Sanal gerçeklik dünyasına gerçek fazlaca süratli bir biçimde gidildiğini anlatan Kalın, “Metaverse ile yeni dünyalarla yeni fırsat ve tehditler çıkacak. Bu dünyalara kayıtsız kalmamız mümkün değil. Gelecek gözümüzün önünde süratle inşa ediliyor. Bu manada geleceğe dinamik bir bakış açısıyla bakmamız gerekiyor.” sözlerini kullandı.
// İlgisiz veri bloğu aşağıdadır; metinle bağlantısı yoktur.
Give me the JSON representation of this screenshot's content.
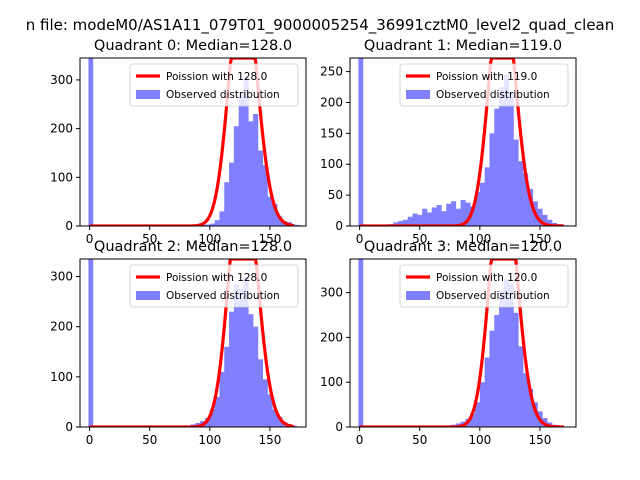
{
  "suptitle": "n file: modeM0/AS1A11_079T01_9000005254_36991cztM0_level2_quad_clean",
  "colors": {
    "hist": "#8080ff",
    "fit": "#ff0000",
    "frame": "#000000"
  },
  "chart_data": [
    {
      "type": "histogram",
      "title": "Quadrant 0: Median=128.0",
      "xlim": [
        -8,
        180
      ],
      "ylim": [
        0,
        345
      ],
      "xticks": [
        "0",
        "50",
        "100",
        "150"
      ],
      "xtick_values": [
        0,
        50,
        100,
        150
      ],
      "yticks": [
        "0",
        "100",
        "200",
        "300"
      ],
      "ytick_values": [
        0,
        100,
        200,
        300
      ],
      "legend": {
        "placement": "top-right",
        "fit_label": "Poission with 128.0",
        "hist_label": "Observed distribution"
      },
      "zero_bin": 345,
      "bins": [
        [
          80,
          0
        ],
        [
          84,
          0
        ],
        [
          88,
          2
        ],
        [
          92,
          2
        ],
        [
          96,
          3
        ],
        [
          100,
          5
        ],
        [
          104,
          12
        ],
        [
          108,
          30
        ],
        [
          112,
          90
        ],
        [
          116,
          130
        ],
        [
          120,
          205
        ],
        [
          124,
          270
        ],
        [
          128,
          305
        ],
        [
          132,
          215
        ],
        [
          136,
          230
        ],
        [
          140,
          155
        ],
        [
          144,
          125
        ],
        [
          148,
          60
        ],
        [
          152,
          45
        ],
        [
          156,
          20
        ],
        [
          160,
          10
        ],
        [
          164,
          8
        ],
        [
          168,
          3
        ],
        [
          172,
          2
        ]
      ],
      "poisson_mean": 128,
      "poisson_scale": 14700,
      "poisson_range": [
        0,
        170
      ]
    },
    {
      "type": "histogram",
      "title": "Quadrant 1: Median=119.0",
      "xlim": [
        -8,
        180
      ],
      "ylim": [
        0,
        272
      ],
      "xticks": [
        "0",
        "50",
        "100",
        "150"
      ],
      "xtick_values": [
        0,
        50,
        100,
        150
      ],
      "yticks": [
        "0",
        "50",
        "100",
        "150",
        "200",
        "250"
      ],
      "ytick_values": [
        0,
        50,
        100,
        150,
        200,
        250
      ],
      "legend": {
        "placement": "top-right",
        "fit_label": "Poission with 119.0",
        "hist_label": "Observed distribution"
      },
      "zero_bin": 272,
      "bins": [
        [
          16,
          1
        ],
        [
          20,
          2
        ],
        [
          24,
          3
        ],
        [
          28,
          6
        ],
        [
          32,
          8
        ],
        [
          36,
          10
        ],
        [
          40,
          15
        ],
        [
          44,
          20
        ],
        [
          48,
          18
        ],
        [
          52,
          28
        ],
        [
          56,
          22
        ],
        [
          60,
          30
        ],
        [
          64,
          34
        ],
        [
          68,
          24
        ],
        [
          72,
          36
        ],
        [
          76,
          40
        ],
        [
          80,
          28
        ],
        [
          84,
          42
        ],
        [
          88,
          38
        ],
        [
          92,
          32
        ],
        [
          96,
          55
        ],
        [
          100,
          70
        ],
        [
          104,
          95
        ],
        [
          108,
          150
        ],
        [
          112,
          190
        ],
        [
          116,
          225
        ],
        [
          120,
          245
        ],
        [
          124,
          215
        ],
        [
          128,
          140
        ],
        [
          132,
          105
        ],
        [
          136,
          85
        ],
        [
          140,
          60
        ],
        [
          144,
          40
        ],
        [
          148,
          28
        ],
        [
          152,
          18
        ],
        [
          156,
          10
        ],
        [
          160,
          5
        ],
        [
          164,
          3
        ]
      ],
      "poisson_mean": 119,
      "poisson_scale": 10700,
      "poisson_range": [
        0,
        170
      ]
    },
    {
      "type": "histogram",
      "title": "Quadrant 2: Median=128.0",
      "xlim": [
        -8,
        180
      ],
      "ylim": [
        0,
        335
      ],
      "xticks": [
        "0",
        "50",
        "100",
        "150"
      ],
      "xtick_values": [
        0,
        50,
        100,
        150
      ],
      "yticks": [
        "0",
        "100",
        "200",
        "300"
      ],
      "ytick_values": [
        0,
        100,
        200,
        300
      ],
      "legend": {
        "placement": "top-right",
        "fit_label": "Poission with 128.0",
        "hist_label": "Observed distribution"
      },
      "zero_bin": 335,
      "bins": [
        [
          72,
          1
        ],
        [
          76,
          2
        ],
        [
          80,
          3
        ],
        [
          84,
          5
        ],
        [
          88,
          8
        ],
        [
          92,
          12
        ],
        [
          96,
          18
        ],
        [
          100,
          35
        ],
        [
          104,
          60
        ],
        [
          108,
          110
        ],
        [
          112,
          160
        ],
        [
          116,
          230
        ],
        [
          120,
          285
        ],
        [
          124,
          275
        ],
        [
          128,
          300
        ],
        [
          132,
          225
        ],
        [
          136,
          200
        ],
        [
          140,
          135
        ],
        [
          144,
          95
        ],
        [
          148,
          65
        ],
        [
          152,
          35
        ],
        [
          156,
          20
        ],
        [
          160,
          10
        ],
        [
          164,
          6
        ],
        [
          168,
          3
        ],
        [
          172,
          1
        ]
      ],
      "poisson_mean": 128,
      "poisson_scale": 15000,
      "poisson_range": [
        0,
        170
      ]
    },
    {
      "type": "histogram",
      "title": "Quadrant 3: Median=120.0",
      "xlim": [
        -8,
        180
      ],
      "ylim": [
        0,
        375
      ],
      "xticks": [
        "0",
        "50",
        "100",
        "150"
      ],
      "xtick_values": [
        0,
        50,
        100,
        150
      ],
      "yticks": [
        "0",
        "100",
        "200",
        "300"
      ],
      "ytick_values": [
        0,
        100,
        200,
        300
      ],
      "legend": {
        "placement": "top-right",
        "fit_label": "Poission with 120.0",
        "hist_label": "Observed distribution"
      },
      "zero_bin": 375,
      "bins": [
        [
          64,
          1
        ],
        [
          68,
          2
        ],
        [
          72,
          3
        ],
        [
          76,
          5
        ],
        [
          80,
          8
        ],
        [
          84,
          12
        ],
        [
          88,
          18
        ],
        [
          92,
          30
        ],
        [
          96,
          55
        ],
        [
          100,
          100
        ],
        [
          104,
          155
        ],
        [
          108,
          215
        ],
        [
          112,
          250
        ],
        [
          116,
          305
        ],
        [
          120,
          330
        ],
        [
          124,
          320
        ],
        [
          128,
          255
        ],
        [
          132,
          180
        ],
        [
          136,
          120
        ],
        [
          140,
          85
        ],
        [
          144,
          55
        ],
        [
          148,
          35
        ],
        [
          152,
          20
        ],
        [
          156,
          10
        ],
        [
          160,
          5
        ],
        [
          164,
          2
        ]
      ],
      "poisson_mean": 120,
      "poisson_scale": 16000,
      "poisson_range": [
        0,
        170
      ]
    }
  ]
}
‘Kimseden iltimas beklemiyoruz”
Türkiye’nin hak ettiğinden daha azına razı olmayacağını vurgulayan Kalın, kelamlarını şöyleki sürdürdü:
“Cumhurbaşkanımızın temsil ettiği durum bütün aktörler içinde eşit aktör bağlantısıdır. Biz kimseden bir iltimas beklemiyoruz. Türkiye bu eşitliği talep ettiği için kimilerinin amaç tahtasına giriyor. Cumhurbaşkanımız, dünya sistemine bir ayna tutuyor. Aynada görünen suret hoş bir suret değil. Aynadaki suretinden rahatsız olanlar kendilerini düzeltmek yerine aynayı tutana taş atmayı tercih ediyorlar. Zira aynada adaletsizlik, haksızlık, hukuksuzluk var. O yüzden Cumhurbaşkanımız her seferinde, ‘Dünya 5’ten büyüktür, daha adil bir dünya mümkündür, birlikte daha fazlasını, daha güzelini yapabiliriz.’ diyor. Bize yıllardır empoze edilen Avrupa merkezli hiyerarşileri reddederek, ‘Eşit aktör bağlantısı temelinde daha düzgün bir dünyayı bir arada inşa edebiliriz.’ diyor.”
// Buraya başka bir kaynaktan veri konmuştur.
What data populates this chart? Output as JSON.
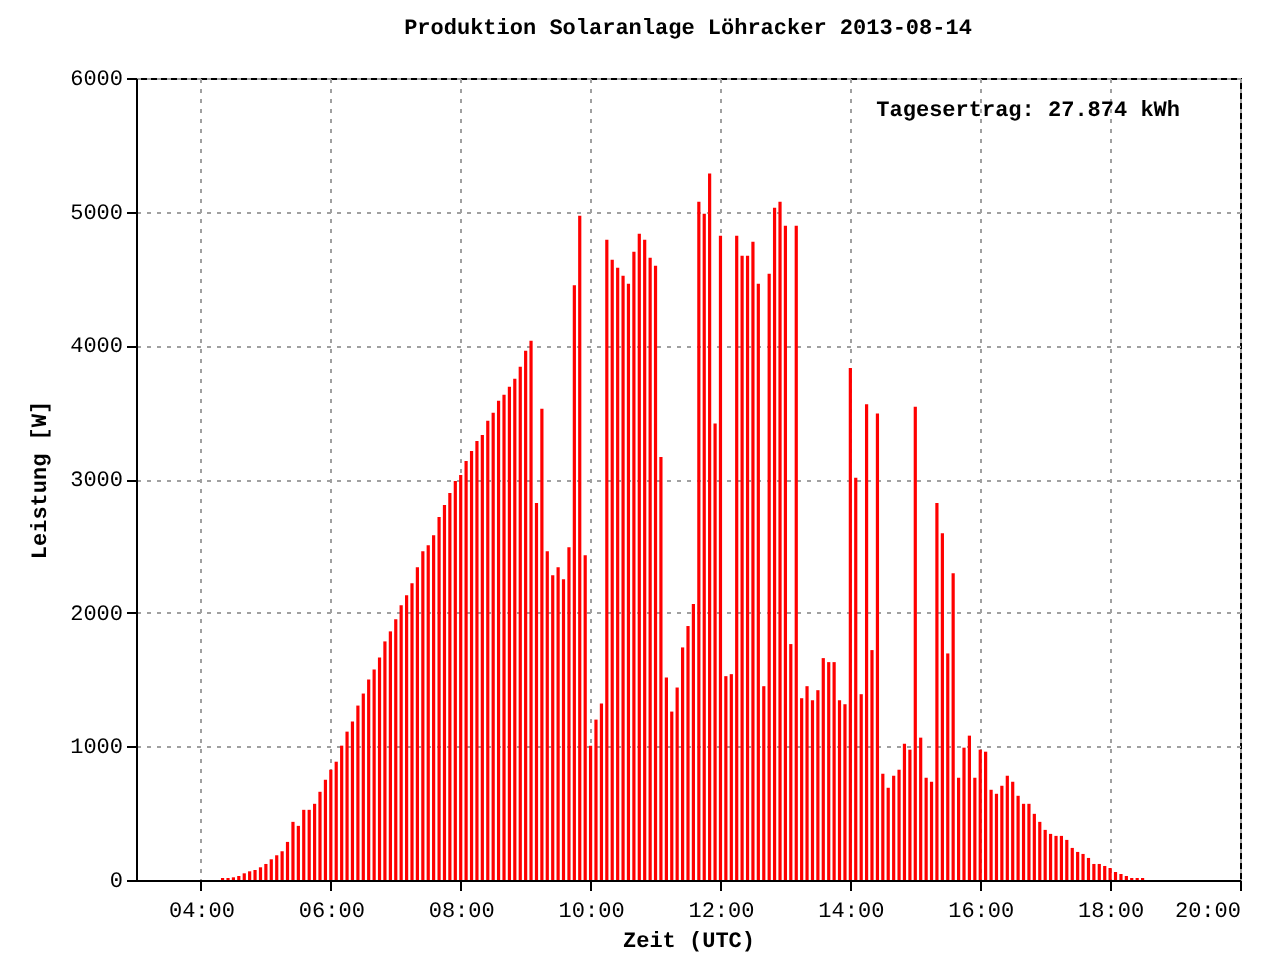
{
  "chart_data": {
    "type": "bar",
    "title": "Produktion Solaranlage Löhracker 2013-08-14",
    "xlabel": "Zeit (UTC)",
    "ylabel": "Leistung [W]",
    "annotations": [
      "Tagesertrag: 27.874 kWh"
    ],
    "x": [
      4.333,
      4.417,
      4.5,
      4.583,
      4.667,
      4.75,
      4.833,
      4.917,
      5,
      5.083,
      5.167,
      5.25,
      5.333,
      5.417,
      5.5,
      5.583,
      5.667,
      5.75,
      5.833,
      5.917,
      6,
      6.083,
      6.167,
      6.25,
      6.333,
      6.417,
      6.5,
      6.583,
      6.667,
      6.75,
      6.833,
      6.917,
      7,
      7.083,
      7.167,
      7.25,
      7.333,
      7.417,
      7.5,
      7.583,
      7.667,
      7.75,
      7.833,
      7.917,
      8,
      8.083,
      8.167,
      8.25,
      8.333,
      8.417,
      8.5,
      8.583,
      8.667,
      8.75,
      8.833,
      8.917,
      9,
      9.083,
      9.167,
      9.25,
      9.333,
      9.417,
      9.5,
      9.583,
      9.667,
      9.75,
      9.833,
      9.917,
      10,
      10.083,
      10.167,
      10.25,
      10.333,
      10.417,
      10.5,
      10.583,
      10.667,
      10.75,
      10.833,
      10.917,
      11,
      11.083,
      11.167,
      11.25,
      11.333,
      11.417,
      11.5,
      11.583,
      11.667,
      11.75,
      11.833,
      11.917,
      12,
      12.083,
      12.167,
      12.25,
      12.333,
      12.417,
      12.5,
      12.583,
      12.667,
      12.75,
      12.833,
      12.917,
      13,
      13.083,
      13.167,
      13.25,
      13.333,
      13.417,
      13.5,
      13.583,
      13.667,
      13.75,
      13.833,
      13.917,
      14,
      14.083,
      14.167,
      14.25,
      14.333,
      14.417,
      14.5,
      14.583,
      14.667,
      14.75,
      14.833,
      14.917,
      15,
      15.083,
      15.167,
      15.25,
      15.333,
      15.417,
      15.5,
      15.583,
      15.667,
      15.75,
      15.833,
      15.917,
      16,
      16.083,
      16.167,
      16.25,
      16.333,
      16.417,
      16.5,
      16.583,
      16.667,
      16.75,
      16.833,
      16.917,
      17,
      17.083,
      17.167,
      17.25,
      17.333,
      17.417,
      17.5,
      17.583,
      17.667,
      17.75,
      17.833,
      17.917,
      18,
      18.083,
      18.167,
      18.25,
      18.333,
      18.417,
      18.5
    ],
    "values": [
      15,
      15,
      20,
      30,
      50,
      65,
      75,
      95,
      120,
      155,
      185,
      215,
      285,
      435,
      405,
      525,
      525,
      570,
      660,
      750,
      825,
      885,
      1005,
      1110,
      1185,
      1305,
      1395,
      1500,
      1575,
      1665,
      1785,
      1860,
      1950,
      2055,
      2130,
      2220,
      2340,
      2460,
      2505,
      2580,
      2715,
      2805,
      2895,
      2985,
      3030,
      3135,
      3210,
      3285,
      3330,
      3435,
      3495,
      3585,
      3630,
      3690,
      3750,
      3840,
      3960,
      4035,
      2820,
      3525,
      2460,
      2280,
      2340,
      2250,
      2490,
      4450,
      4970,
      2430,
      1005,
      1200,
      1320,
      4790,
      4640,
      4580,
      4520,
      4460,
      4700,
      4835,
      4790,
      4655,
      4595,
      3165,
      1515,
      1260,
      1440,
      1740,
      1900,
      2065,
      5075,
      4985,
      5285,
      3415,
      4820,
      1525,
      1540,
      4820,
      4670,
      4670,
      4775,
      4460,
      1450,
      4535,
      5030,
      5075,
      4895,
      1765,
      4895,
      1360,
      1450,
      1345,
      1420,
      1660,
      1630,
      1630,
      1345,
      1315,
      3830,
      3010,
      1390,
      3560,
      1720,
      3490,
      795,
      690,
      780,
      825,
      1020,
      975,
      3540,
      1065,
      765,
      735,
      2820,
      2595,
      1695,
      2295,
      765,
      990,
      1080,
      765,
      975,
      960,
      675,
      645,
      705,
      780,
      735,
      630,
      570,
      570,
      495,
      435,
      375,
      345,
      330,
      330,
      300,
      240,
      210,
      195,
      165,
      120,
      120,
      105,
      90,
      60,
      45,
      30,
      15,
      15,
      15
    ],
    "color": "#ff0000",
    "xlim": [
      3,
      20
    ],
    "xticks": [
      {
        "value": 4,
        "label": "04:00"
      },
      {
        "value": 6,
        "label": "06:00"
      },
      {
        "value": 8,
        "label": "08:00"
      },
      {
        "value": 10,
        "label": "10:00"
      },
      {
        "value": 12,
        "label": "12:00"
      },
      {
        "value": 14,
        "label": "14:00"
      },
      {
        "value": 16,
        "label": "16:00"
      },
      {
        "value": 18,
        "label": "18:00"
      },
      {
        "value": 20,
        "label": "20:00"
      }
    ],
    "ylim": [
      0,
      6000
    ],
    "yticks": [
      0,
      1000,
      2000,
      3000,
      4000,
      5000,
      6000
    ],
    "grid": true
  }
}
‘Türkiye 2023’e saygın, kuvvetli, tesirli bir ülke olarak girecek’
Türkiye’nin bu temel tezinin 100. yıla giderken en büyük bedellerden olduğunu belirten Kalın, “Küresel adalet olmadan sürdürülebilir bir kalkınma, barış ve istikrarı inşa etmek mümkün değil. Global problemlerin da bu global adalet ve eşitlik unsuru çerçevesinde ele alınması, bizim dış siyasetteki Cumhurbaşkanımızın liderliğini ortaya koyduğu en değerli gayelerden bir adedidir.” değerlendirmesini yaptı.
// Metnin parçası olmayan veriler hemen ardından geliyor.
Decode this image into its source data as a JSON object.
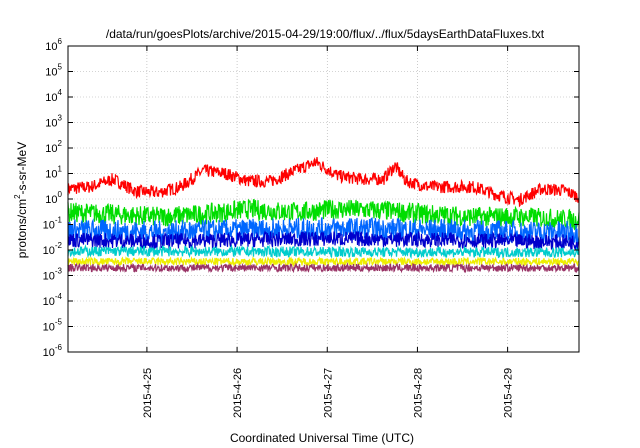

İbrahim Kalın, Türkiye’nin 2023’e saygın, kuvvetli, tesirli bir ülke olarak gireceğinden kuşkuları olmadığını belirterek, “Jeopolitik olarak etrafımızda yaşanan bütün krizlere karşın bu sıkıntıların üstesinden gelme imkan ve kabiliyetine sahibiz.” dedi.
Karabağ sıkıntısında geçen yıla kadar, 30 yıldır çözülemeyen bu ihtilafın nasıl çözüleceğine dair kimse bir vizyon ortaya koyamamışken, 44 günlük bir savaş kararında bir anda 30 yıllık bir sorunun tahlile kavuşturulduğunu belirten Kalın, kelamlarını şu biçimde tamamladı:
“Kimsenin beklemediği, ummadığı bir gelişme yaşandı. 10 yıl evvel, ‘Türkiye-Azerbaycan bir ortaya gelecek ve Karabağ’ın bağımsızlığını 44 gün üzere kısa bir süre içerisinde sağlayacak.’ denseydi, muhtemelen hepimiz buna kuşkuyla yaklaşırdık. O denli bir imkan ve koşullar oluştu ki bir anda Kafkasların en temel sıkıntısı tahlile kavuştu. Türk Hava Yolları Erivan’a uçuşları başlattı. 30 yıl daha sonra Türkiye ile Ermenistan içinde artık bir olağanlaşma süreci var.”